Le 22 septembre 1960, a argumenté l’orateur, les 8 élèves officiers  stagiaires maliens qui étaient à Fréjus après l’éclatement de la Fédération ont désigné Moussa Traoré pour rédiger la motion de soutien et de félicitations à l’attention des congressistes de l’Union soudanaise-Rassemblement démocratique africain (US-RDA). «Une fois au pays, des missions périlleuses lui ont été confiées en Afrique australe et centrale au prix de sa vie», a noté avec fierté le conférencier, précisant qu’il a été maintes fois instructeur à cause de son physique et de son endurance.

Selon le conférencier, c’est Moussa Traoré qui a entrainé les nationalistes d’Afrique du Sud et de Namibie au  maniement des armes. En  fin de mission à l’extérieur, il a rejoint Kati. C’est là que le destin s’est accompli et il en est descendu un mardi 19 novembre pour s’emparer du pouvoir, a souligné l’enseignant du supérieur. D’après lui,  cinq raisons expliquent «ce coup d’État» à savoir les dissensions au sein du parti RDA, le culte de la personnalité, les difficultés économiques, les restrictions imposées aux libertés individuelles et les frustrations au sein de l’armée. à son avis, Moussa Traoré a géré le pouvoir avec des solutions aux différentes crises en s’adonnant aux tâches de développement.

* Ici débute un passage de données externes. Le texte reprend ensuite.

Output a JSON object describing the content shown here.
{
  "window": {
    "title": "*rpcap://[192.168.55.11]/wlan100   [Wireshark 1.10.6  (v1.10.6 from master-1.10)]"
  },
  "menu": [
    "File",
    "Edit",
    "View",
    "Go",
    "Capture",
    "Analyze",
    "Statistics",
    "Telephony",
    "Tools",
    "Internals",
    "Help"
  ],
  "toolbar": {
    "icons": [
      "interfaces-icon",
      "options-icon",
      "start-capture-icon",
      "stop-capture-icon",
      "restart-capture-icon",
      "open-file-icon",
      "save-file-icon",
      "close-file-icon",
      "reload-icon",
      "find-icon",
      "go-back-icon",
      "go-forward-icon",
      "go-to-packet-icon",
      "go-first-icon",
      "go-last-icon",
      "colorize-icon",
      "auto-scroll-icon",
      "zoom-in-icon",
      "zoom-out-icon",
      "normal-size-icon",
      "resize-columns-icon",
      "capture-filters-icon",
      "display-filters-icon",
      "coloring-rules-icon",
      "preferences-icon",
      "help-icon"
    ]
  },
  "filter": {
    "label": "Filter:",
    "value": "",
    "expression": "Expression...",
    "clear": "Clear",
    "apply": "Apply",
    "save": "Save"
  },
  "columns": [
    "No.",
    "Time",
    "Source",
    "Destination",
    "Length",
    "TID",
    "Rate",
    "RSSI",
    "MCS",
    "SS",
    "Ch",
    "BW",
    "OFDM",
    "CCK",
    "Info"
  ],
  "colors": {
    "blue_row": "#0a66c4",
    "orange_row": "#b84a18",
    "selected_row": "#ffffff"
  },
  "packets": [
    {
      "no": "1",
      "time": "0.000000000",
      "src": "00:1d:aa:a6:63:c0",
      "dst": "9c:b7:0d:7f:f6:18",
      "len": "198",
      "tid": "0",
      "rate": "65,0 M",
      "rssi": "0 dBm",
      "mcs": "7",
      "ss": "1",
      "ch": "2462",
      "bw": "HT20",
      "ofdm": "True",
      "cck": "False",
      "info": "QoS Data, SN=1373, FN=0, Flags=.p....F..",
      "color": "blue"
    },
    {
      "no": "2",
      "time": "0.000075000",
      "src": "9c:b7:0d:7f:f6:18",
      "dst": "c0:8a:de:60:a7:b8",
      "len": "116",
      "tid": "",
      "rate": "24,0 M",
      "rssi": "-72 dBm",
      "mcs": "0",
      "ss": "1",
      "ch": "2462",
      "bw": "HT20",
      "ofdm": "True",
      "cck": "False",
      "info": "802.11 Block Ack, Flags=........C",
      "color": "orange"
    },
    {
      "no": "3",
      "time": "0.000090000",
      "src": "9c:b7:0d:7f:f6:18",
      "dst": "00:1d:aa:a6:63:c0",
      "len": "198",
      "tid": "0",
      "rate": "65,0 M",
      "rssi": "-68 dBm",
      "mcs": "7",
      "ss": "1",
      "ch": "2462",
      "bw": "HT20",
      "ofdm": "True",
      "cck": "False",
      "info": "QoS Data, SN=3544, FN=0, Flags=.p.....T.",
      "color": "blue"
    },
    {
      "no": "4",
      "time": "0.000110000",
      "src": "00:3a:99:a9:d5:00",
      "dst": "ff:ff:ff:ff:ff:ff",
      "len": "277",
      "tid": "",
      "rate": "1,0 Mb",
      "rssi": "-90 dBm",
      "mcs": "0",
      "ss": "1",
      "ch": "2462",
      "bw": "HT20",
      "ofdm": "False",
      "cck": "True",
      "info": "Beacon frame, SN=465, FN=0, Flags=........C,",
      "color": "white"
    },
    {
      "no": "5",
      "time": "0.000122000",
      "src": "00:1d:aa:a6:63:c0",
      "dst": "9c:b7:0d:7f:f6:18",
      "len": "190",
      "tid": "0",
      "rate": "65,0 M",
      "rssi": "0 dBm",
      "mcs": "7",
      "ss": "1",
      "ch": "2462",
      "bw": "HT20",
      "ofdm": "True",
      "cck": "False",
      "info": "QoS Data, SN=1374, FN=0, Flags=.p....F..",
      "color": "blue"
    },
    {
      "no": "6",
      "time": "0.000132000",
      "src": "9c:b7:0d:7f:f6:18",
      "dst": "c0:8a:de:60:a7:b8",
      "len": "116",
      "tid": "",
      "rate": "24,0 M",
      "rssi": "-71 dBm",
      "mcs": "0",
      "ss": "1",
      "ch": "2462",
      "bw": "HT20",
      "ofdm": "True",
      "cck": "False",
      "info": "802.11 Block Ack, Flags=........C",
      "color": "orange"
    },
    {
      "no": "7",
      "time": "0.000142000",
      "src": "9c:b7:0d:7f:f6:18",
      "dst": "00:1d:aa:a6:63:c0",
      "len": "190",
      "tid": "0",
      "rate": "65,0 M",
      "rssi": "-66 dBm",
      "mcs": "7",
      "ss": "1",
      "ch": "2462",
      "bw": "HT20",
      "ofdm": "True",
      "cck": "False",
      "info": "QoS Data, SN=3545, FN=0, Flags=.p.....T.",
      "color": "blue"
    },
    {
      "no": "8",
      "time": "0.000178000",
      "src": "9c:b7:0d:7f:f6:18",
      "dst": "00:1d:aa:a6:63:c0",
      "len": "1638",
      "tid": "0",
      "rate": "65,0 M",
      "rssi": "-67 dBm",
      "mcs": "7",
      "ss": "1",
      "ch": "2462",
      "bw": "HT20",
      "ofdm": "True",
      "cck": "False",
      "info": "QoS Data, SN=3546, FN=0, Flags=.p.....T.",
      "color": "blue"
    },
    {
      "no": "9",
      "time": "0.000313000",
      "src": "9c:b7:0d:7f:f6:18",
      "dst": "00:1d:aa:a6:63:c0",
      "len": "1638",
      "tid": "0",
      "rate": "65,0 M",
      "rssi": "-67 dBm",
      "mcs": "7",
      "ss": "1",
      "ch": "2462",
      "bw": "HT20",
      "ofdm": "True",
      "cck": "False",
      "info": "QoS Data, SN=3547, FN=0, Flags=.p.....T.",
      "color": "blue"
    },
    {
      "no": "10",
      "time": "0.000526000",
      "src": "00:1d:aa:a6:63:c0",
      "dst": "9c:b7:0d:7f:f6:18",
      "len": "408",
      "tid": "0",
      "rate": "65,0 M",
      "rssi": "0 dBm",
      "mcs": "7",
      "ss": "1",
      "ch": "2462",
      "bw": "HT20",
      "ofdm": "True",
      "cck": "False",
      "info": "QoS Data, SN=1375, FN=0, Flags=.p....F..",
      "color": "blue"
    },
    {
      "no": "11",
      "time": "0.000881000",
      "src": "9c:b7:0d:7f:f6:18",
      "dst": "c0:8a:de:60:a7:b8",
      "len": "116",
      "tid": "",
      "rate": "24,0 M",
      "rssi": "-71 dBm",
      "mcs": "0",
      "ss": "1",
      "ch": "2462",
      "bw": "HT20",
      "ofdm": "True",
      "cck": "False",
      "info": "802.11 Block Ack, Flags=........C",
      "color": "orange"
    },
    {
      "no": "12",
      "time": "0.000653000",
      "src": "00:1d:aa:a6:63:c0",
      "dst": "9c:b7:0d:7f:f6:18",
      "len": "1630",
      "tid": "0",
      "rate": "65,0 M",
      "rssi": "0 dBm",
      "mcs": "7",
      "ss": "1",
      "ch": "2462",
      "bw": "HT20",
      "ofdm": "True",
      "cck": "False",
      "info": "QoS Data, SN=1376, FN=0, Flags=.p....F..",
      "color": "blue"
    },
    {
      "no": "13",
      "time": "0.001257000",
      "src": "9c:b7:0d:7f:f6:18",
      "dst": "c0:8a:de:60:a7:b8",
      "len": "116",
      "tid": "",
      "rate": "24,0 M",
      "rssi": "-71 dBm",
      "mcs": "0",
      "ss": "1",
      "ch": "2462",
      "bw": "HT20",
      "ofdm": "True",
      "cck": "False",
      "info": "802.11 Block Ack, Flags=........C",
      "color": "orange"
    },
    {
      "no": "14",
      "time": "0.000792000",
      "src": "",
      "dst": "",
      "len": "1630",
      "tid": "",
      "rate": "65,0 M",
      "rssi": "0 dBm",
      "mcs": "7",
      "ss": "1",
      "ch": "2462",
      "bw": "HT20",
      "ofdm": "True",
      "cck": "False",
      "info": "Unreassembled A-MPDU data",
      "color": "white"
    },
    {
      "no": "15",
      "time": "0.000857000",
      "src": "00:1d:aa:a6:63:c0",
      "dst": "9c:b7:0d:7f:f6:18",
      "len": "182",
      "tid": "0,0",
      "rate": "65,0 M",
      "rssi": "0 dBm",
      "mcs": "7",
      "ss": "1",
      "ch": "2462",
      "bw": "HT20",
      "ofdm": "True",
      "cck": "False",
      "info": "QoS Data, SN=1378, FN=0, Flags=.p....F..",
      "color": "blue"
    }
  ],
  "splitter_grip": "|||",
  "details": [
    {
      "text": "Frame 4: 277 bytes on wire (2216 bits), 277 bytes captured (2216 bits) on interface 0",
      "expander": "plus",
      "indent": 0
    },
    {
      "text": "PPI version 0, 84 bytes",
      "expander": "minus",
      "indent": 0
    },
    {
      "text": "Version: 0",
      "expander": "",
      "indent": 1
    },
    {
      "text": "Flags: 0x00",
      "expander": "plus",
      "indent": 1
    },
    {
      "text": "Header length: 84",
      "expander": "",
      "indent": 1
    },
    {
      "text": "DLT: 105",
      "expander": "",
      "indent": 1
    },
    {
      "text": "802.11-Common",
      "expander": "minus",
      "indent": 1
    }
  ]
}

C’est  ce que  Issiaka Ahmadou Singaré  a appelé «la rupture dans la continuité». En revanche, a poursuivi l’homme de lettres, ceux qui sont venus après lui ont cru que l’on peut édifier sur la table rase. Tout de même, il a avoué que la seule liberté qui n’était pas reconnue aux Maliens, était celle de créer son propre parti politique. «Sinon toutes les autres libertés ont été rétablies progressivement», a défendu Professeur.

Par ailleurs, la publication de ce livre répond à un devoir de mémoire. «Je ne chercherai pas à convaincre le Mouvement démocratique parce qu’il ne peut être convaincu par mes propos», a regretté l’écrivain, assurant que le général est un homme et un chef d’État exceptionnels. «Un patriote», a conclu le docteur en lettres. Des témoignages d’anciens ministres et de collaborateurs ont permis de connaître davantage Moussa Traoré.